Broomes, an appointee of former President Donald Trump, wrote that Congress, when developing Title IX, was concerned about the unequal treatment “between men and women” for admissions opportunities, scholarships and sports.
“The legislative history supports a finding that the term ‘sex’ referred to biological sex,” he continued. “… One of the principal purposes of the statute was to root out discrimination against women in education.”
He also wrote that the Biden administration officials made little effort to dispute that the term ‘sex’ in Title IX means “biological sex.”
“Rather, defendants argue that this makes no difference because discrimination on the basis of gender identity is discrimination on the basis of biological sex.”
Republicans have argued that the rule represents a ruse by the Biden administration to allow transgender females to play on girls' and women's sports teams, something banned or restricted in Kansas and at least 24 other states, including Florida.
The Biden administration has said it does not apply to athletics. Opponents of the rule have also framed the issue as protecting women and girls' privacy and safety in bathrooms and locker rooms.
“Gender ideology does not belong in public schools and we are glad the courts made the correct call to support parental rights,” Moms for Liberty co-founders Tina Descovich and Tiffany Justice said in a statement.
LGBTQ+ youth, their parents, health care providers and others say restrictions on transgender youth harms their mental health and makes an often marginalized group even more vulnerable. The Department of Education has previously stood by its rule and President Joe Biden has promised to protect LGBTQ+ rights.
The Department of Education did not immediately respond to an email seeking comment Tuesday.
The rule would protect LGBTQ+ students by expanding the definition of sexual harassment at schools and colleges and adding safeguards for victims.
Like the judges in the two other decisions, Broomes called the rule arbitrary and concluded that the Department of Education and Cardona exceeded the authority granted by Title IX.

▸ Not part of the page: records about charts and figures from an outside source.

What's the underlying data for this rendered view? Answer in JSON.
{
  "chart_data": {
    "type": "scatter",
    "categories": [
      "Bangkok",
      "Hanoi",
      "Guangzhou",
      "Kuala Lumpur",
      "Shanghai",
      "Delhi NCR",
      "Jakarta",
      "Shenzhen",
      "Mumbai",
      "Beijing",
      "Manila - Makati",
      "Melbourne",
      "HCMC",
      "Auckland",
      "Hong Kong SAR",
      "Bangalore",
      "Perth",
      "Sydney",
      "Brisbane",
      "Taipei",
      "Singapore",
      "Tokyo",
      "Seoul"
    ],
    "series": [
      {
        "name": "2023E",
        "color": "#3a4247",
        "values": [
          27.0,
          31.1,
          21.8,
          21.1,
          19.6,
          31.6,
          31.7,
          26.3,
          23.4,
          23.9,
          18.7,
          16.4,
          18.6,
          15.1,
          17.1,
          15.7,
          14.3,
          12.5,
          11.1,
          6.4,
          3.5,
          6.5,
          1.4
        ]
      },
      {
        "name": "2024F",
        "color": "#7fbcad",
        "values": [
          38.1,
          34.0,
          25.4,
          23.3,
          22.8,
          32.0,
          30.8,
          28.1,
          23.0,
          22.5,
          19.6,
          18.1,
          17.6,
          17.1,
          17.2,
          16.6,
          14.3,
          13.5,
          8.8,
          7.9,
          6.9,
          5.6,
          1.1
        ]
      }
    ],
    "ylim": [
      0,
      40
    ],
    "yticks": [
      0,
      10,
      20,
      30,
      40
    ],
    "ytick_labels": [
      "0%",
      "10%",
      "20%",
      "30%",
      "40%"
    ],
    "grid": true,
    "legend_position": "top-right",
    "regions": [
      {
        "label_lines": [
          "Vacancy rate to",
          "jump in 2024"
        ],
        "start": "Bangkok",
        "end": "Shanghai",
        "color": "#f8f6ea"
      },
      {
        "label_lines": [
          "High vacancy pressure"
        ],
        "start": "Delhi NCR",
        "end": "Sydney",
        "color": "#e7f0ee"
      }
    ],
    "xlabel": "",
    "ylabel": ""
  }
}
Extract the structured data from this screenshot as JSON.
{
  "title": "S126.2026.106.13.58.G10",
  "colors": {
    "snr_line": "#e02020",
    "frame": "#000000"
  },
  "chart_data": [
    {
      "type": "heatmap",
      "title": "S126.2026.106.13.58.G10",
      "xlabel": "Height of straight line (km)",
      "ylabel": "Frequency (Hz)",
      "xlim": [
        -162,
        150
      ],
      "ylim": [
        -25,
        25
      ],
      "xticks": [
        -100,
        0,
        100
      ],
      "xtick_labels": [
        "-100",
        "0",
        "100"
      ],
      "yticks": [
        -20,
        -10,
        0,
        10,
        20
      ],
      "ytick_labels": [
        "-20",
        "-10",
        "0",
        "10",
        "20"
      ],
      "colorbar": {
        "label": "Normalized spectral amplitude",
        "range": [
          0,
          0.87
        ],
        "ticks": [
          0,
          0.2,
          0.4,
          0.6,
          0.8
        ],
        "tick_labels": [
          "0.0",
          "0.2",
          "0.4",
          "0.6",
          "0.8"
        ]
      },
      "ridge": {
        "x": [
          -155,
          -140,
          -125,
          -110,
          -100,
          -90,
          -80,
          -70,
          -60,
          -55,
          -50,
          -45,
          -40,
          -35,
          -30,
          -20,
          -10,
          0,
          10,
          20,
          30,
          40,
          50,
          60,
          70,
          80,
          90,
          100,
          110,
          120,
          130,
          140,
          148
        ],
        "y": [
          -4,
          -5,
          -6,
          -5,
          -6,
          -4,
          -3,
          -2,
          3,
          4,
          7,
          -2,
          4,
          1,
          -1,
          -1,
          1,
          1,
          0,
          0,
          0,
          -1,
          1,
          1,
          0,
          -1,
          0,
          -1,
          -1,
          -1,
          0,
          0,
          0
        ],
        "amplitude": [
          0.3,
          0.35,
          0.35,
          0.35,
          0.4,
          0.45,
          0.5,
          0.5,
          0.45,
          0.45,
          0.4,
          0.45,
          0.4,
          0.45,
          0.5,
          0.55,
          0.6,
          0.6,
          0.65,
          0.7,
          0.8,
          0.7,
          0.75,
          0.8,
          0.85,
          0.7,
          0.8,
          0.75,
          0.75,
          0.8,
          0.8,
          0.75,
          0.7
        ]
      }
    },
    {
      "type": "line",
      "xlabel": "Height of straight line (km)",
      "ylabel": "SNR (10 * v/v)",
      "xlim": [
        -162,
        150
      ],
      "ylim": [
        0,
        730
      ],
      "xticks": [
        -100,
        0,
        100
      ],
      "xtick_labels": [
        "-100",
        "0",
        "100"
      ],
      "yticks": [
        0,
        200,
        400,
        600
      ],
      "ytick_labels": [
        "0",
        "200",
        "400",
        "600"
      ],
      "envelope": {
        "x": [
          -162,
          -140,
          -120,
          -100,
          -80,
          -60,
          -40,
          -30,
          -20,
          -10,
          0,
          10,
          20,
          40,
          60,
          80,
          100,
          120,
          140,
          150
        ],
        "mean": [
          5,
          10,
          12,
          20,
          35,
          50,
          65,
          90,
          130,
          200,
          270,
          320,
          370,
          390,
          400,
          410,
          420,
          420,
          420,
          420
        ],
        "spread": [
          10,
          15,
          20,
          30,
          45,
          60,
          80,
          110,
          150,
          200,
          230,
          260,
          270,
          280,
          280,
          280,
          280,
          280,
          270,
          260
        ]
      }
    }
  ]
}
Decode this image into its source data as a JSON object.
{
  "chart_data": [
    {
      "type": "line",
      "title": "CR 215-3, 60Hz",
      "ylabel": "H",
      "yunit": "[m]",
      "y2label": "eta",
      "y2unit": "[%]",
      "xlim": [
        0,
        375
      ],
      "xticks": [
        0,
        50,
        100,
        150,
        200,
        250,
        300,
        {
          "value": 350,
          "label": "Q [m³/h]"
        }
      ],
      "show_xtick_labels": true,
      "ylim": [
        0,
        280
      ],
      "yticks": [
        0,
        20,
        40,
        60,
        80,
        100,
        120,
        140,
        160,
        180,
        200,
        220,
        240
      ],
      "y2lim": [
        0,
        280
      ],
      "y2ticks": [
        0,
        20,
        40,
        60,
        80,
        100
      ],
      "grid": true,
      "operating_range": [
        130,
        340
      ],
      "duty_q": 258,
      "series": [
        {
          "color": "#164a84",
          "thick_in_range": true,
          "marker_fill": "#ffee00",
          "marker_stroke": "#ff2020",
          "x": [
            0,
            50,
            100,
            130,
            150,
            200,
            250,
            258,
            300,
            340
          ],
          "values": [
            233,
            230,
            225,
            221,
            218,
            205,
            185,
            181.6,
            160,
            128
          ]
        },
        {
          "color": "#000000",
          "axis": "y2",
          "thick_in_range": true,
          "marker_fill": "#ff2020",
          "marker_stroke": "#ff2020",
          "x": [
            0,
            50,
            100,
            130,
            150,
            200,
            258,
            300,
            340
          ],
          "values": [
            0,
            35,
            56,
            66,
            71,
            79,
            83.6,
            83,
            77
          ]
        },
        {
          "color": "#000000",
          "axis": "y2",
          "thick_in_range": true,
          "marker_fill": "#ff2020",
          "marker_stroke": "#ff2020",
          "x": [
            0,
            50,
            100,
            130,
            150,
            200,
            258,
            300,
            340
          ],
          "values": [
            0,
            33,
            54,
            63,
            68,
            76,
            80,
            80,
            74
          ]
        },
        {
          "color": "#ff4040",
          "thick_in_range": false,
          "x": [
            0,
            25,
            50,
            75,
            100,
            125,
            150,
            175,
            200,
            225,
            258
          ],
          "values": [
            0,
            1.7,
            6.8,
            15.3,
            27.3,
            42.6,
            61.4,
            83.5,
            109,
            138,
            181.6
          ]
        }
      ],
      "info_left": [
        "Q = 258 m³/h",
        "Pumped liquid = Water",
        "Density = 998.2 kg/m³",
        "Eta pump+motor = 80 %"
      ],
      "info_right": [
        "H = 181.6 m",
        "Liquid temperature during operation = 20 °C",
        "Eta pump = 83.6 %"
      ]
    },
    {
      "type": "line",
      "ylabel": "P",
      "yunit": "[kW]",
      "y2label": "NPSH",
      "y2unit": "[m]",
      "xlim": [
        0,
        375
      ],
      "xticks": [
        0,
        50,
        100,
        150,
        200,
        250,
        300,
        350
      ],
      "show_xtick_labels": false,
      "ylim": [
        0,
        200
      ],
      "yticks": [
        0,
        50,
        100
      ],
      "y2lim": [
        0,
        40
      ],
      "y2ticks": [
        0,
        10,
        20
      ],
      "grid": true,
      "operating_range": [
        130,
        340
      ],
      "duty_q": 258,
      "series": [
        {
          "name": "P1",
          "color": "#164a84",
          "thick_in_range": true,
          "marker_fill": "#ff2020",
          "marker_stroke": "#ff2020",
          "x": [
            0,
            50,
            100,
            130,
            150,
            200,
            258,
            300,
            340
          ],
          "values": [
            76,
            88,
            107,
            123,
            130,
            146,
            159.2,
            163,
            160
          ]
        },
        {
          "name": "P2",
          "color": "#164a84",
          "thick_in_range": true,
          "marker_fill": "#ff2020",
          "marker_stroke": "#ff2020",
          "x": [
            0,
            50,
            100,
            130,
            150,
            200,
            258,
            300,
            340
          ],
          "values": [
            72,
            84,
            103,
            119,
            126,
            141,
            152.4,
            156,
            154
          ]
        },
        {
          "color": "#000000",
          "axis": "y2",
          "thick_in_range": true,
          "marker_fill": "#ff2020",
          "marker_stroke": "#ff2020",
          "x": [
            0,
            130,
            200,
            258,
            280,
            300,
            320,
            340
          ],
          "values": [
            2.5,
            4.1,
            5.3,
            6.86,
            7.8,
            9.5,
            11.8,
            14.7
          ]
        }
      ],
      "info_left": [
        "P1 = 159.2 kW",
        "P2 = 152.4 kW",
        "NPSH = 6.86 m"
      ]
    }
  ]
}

He also concluded that the rule violated the free speech and religious freedom rights of parents and students who reject transgender students' gender identities and want to espouse those views at school or elsewhere in public.
Broomes said his 47-page order leaves it to the Biden administration “to determine in the first instance whether continued enforcement in compliance with this decision is worth the effort.”
Broomes also said nontransgender students' privacy and safety could be harmed by the rule. He cited the statement of the Oklahoma middle school student that “on some occasions” cisgender boys used a girls' bathroom “because they knew they could get away with it.”
“It is not hard to imagine that, under the Final Rule, an industrious older teenage boy may simply claim to identify as female to gain access to the girls' showers, dressing rooms or locker rooms, so that he can observe female peers disrobe and shower,” Broomes wrote.
Transgender advocates and research have found that to be a largely false narrative by anti-trans activists about gender identity and how schools accommodate students with gender dysphoria.
Information from News Service of Florida was used in this report.